Which, in turn, means it’s time to stop thinking about it (this is why I pawn it off onto beta readers, because I cannot be even remotely objective at this point in the game), which means I need to think about something else.
Ah-ha. Time to get back to Magic In Disguise! That’s been stuck at 20,000 words for way too long now. I claimed writer’s block when I first got stuck, decided to work on Wings of Song for a while, and when I hit a wall there (not a huge one: it’s Christmas in that story now, and I can’t bring myself to write winter when it’s so lovely outside and our winter was so long and miserable, so I’m waiting until my memory has faded a bit. I’ll probably get back to it in August when I’ve started to melt from heat) I took a break from writing all together until the novella demanded I write it.
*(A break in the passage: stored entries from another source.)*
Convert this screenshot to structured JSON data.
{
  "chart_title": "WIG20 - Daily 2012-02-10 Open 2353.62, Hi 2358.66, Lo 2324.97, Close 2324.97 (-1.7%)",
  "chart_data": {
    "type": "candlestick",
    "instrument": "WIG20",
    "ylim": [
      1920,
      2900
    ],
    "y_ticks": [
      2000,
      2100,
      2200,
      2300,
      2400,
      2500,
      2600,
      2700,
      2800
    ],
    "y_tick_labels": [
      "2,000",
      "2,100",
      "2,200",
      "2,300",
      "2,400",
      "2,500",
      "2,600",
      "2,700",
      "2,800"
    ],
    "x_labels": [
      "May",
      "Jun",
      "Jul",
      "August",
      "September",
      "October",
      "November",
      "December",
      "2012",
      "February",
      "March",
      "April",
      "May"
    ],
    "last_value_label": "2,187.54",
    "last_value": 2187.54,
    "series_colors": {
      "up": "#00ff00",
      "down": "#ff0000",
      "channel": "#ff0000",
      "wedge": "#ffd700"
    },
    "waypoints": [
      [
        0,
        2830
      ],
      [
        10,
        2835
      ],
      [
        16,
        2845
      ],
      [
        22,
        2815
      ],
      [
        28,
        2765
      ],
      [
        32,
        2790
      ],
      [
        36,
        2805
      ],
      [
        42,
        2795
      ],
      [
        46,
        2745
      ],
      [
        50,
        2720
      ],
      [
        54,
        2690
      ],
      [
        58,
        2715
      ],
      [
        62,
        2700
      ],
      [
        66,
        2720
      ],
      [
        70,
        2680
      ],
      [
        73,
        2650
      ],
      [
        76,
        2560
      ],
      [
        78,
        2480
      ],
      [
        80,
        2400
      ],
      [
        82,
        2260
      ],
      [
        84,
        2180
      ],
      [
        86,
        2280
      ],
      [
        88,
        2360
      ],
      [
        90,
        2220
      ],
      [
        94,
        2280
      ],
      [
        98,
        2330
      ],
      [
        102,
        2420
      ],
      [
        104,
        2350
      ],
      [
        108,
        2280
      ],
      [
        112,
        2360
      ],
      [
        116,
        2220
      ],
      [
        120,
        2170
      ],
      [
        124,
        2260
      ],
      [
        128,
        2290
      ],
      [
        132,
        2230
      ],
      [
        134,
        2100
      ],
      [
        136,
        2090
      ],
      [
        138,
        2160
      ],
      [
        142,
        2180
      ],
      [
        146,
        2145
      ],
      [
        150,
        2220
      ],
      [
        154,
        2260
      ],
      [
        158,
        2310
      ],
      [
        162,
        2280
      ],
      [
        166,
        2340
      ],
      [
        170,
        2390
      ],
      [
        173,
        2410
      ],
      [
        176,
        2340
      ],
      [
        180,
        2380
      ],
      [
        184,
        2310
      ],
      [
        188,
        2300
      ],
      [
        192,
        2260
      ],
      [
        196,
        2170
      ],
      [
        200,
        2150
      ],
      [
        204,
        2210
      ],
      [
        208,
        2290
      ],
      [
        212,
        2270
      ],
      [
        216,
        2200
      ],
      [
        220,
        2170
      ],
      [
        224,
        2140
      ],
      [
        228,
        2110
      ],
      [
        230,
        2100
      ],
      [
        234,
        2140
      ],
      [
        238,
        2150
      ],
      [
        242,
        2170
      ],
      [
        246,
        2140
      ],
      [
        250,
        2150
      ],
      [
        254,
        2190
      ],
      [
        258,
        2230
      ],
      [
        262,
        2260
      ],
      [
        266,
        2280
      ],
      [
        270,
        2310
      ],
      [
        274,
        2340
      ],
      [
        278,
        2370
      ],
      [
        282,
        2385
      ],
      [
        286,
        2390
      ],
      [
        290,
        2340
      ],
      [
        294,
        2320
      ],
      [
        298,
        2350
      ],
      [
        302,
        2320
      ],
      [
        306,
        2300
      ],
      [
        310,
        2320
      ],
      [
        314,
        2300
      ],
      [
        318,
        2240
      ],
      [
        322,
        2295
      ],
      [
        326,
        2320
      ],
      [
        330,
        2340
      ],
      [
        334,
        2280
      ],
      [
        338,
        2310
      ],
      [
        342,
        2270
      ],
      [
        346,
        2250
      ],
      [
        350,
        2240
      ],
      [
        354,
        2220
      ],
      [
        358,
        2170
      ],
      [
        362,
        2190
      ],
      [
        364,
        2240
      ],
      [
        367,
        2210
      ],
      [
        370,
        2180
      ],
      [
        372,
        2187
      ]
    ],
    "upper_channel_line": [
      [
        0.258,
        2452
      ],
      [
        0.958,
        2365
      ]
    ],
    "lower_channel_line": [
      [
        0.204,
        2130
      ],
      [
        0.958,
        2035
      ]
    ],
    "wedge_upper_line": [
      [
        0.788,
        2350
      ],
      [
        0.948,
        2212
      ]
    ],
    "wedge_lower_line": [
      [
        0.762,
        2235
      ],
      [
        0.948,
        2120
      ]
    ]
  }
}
The brick wall on Magic In Disguise hasn’t gotten any less solid, but I think I’m finally ready to bash away at it until it crumbles. (Don’t you like my elegant metaphors?) Plus I miss Maia and Len. And Becket. Every so often I feel guilty for not doing more to promote and market Magic Most Deadly, because I feel like I’m letting my characters down. Then I remind myself that the very best marketing/promotion plan is to just write more about them, and write well, and so I dive back once more into their world and determine to give them another chance to shine.
Come July or August or whenever, when I start to feel lonely for Julie &co. from Wings of Song, I’ll give Magic In Disguise a rest, and change once more.
I’m not sure it’s entirely healthy to be this attached to all my characters, but it certainly is the best motivation in the world.